STATE HOUSE, BOSTON, MARCH 8, 2017....As a Congressional committee on Wednesday prepared to take up health care legislation offered as a replacement for the Affordable Care Act, U.S. Rep. Richard Neal knocked the plan as a one that would force "millions to pay more to get less health care."
"This bill suffers from an identity crisis," said Neal, dean of the Massachusetts delegation and ranking minority member of the House Ways and Means Committee. "Is this health care or is this a tax cut bill? Is it lower cost? No. Does it bend the cost curve? No. Does it cover more Americans? No. Does it cut the deficit? No."
The Ways and Means Committee Wednesday began working on a markup of the American Health Care Act, a plan put forward Monday night by Congressional Republicans. Democrats asked often pointed questions and received evasive and incomplete answers. On the House floor, Rep. James McGovern of Worcester said the bill was being marked up without public hearings, a Congressional Budget Office score, or the benefits of "expert testimony."
The draft bill has quickly generated criticism in Massachusetts, the state whose 2006 universal health care is considered the model for the federal health care access law known as the Affordable Care Act or Obamacare.
The bill would eliminate individual and employer coverage mandate penalties and transition Medicaid payments to states into a per-capita allotment. It would retain some features of Obamacare, including a prohibition on denying coverage based on pre-existing conditions and a provision that allows young adults to remain on a parent's plan until age 26.
U.S. House Ways and Means Committee Chairman Kevin Brady, a Texas Republican, said the bill "aligns with the president's goal of rescuing Americans from the failures of the Affordable Care Act."
He said the legislation expands health savings accounts so they can be used to cover more expenses and creates a monthly tax credit, based on age and family size, that low-income and middle-income Americans can use to purchase health coverage.
House Speaker Paul Ryan, a Wisconsin Republican, called Obamacare a "disastrous law" that is "rapidly collapsing."
"The American Health Care Act is a plan to drive down costs, encourage competition, and give every American access to quality, affordable health insurance," he said in a statement. "It protects young adults, patients with pre-existing conditions, and provides a stable transition so that no one has the rug pulled out from under them."
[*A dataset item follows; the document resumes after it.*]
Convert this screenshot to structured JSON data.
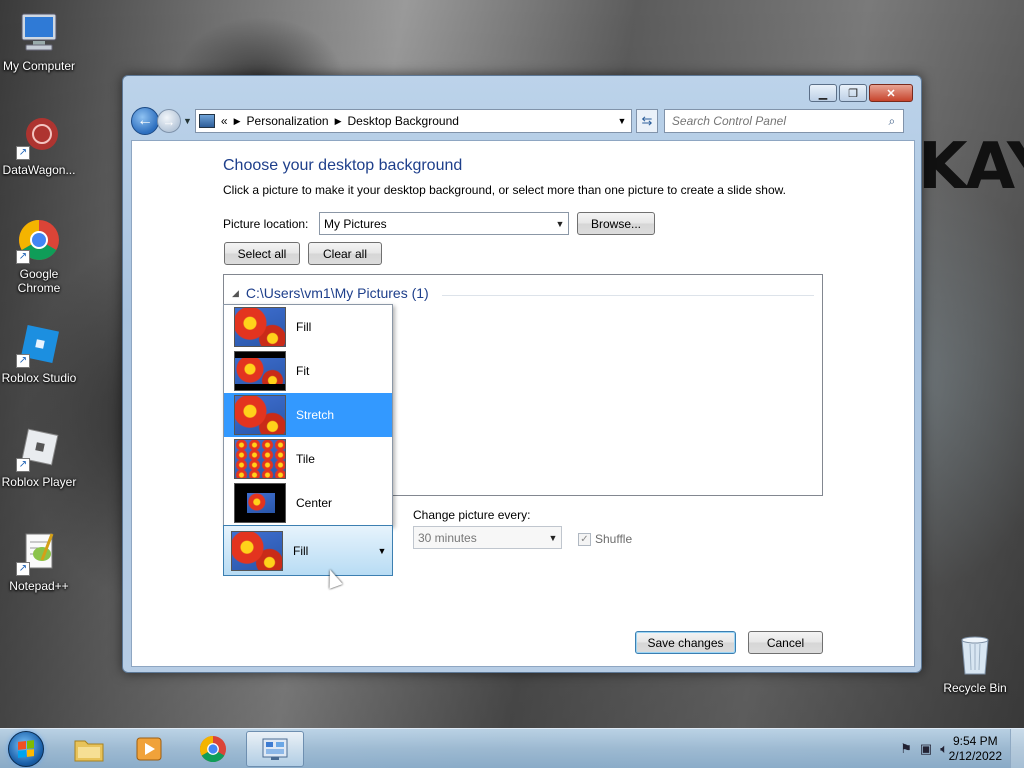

Massachusetts health care advocates voiced concerns that the proposal -- particularly its rollback of expanded Medicaid eligibility -- could put residents at risk of losing coverage.
"This draft bill would break the fundamental contract we've had in Massachusetts for over 10 years - that everyone has the right to affordable health insurance," Health Care for All spokeswoman Maria Gonzalez Albuixech said in a statement.
The legislation would end Medicaid expansion in 2020, a move Gonzalez Albuixech said would "leave hundreds of thousands of Bay Staters with no source of coverage at all." She said a proposal to change health plan subsidies from an equity-based, sliding scale system to one based solely on age "would hurt the people who need help the most."
Vic DiGravio, president and CEO of the Association for Behavioral Health Care, said Medicaid is the largest payer of behavioral health treatment in Massachusetts and nationally and that his group is concerned the GOP plan will ultimately result in fewer people having access to treatment.
"Our members have wait lists across the board for outpatient services, for residential services," DiGravio told the News Service. "Repealing the ACA and repealing the expansion is going to make it harder for people to get access to treatment. We're going to see more people in jails, more people in emergency rooms, more people in homeless shelters."
The Medicaid reform proposal would "significantly cut federal funding just as our state's elderly population is expected to increase significantly," Mass. Senior Care Association President Tara Gregorio said in a statement, noting two-thirds of the Massachusetts nursing home population rely on MassHealth, the state's Medicaid program, to pay for care.
An Associated Industries of Massachusetts summary of the proposal said the change in how Medicaid is funded -- moving from claims-based to per capita allocations by 2020 -- could potentially reduce funding to eligible recipients in the state.
The bill also establishes a "Patient and State Stability Fund" that would provide states with $100 billion over nine years to design programs promoting participation and stabilizing risks in the individual health insurance market, according to AIM.
"That provision has a down side for Massachusetts," AIM's Russ Sullivan wrote in a blog post. He said 15 percent of the fund's money is available only to states that either experienced an increase in the uninsured population below the poverty level from 2013 to 2015 or that have fewer than three health insurance plans available on their state exchange in 2017.
House Republicans say they are "still discussing details" of how their plan will be paid for and what it will cost. Neal said considering the legislation before it was fully evaluated and scored by the Congressional Budget Office "is not only puzzling and concerning, it is also irresponsible."
Attorney General Maura Healey urged Congress to reject the bill.
"The House Republican bill would jeopardize health care coverage for millions of Massachusetts residents," she said in a statement. "Without any estimate of the bill's costs or impacts, it proposes to raise premiums on the elderly, dismantle assistance for the vulnerable, defund Planned Parenthood, and cut funding for Massachusetts health care programs by hundreds of millions of dollars."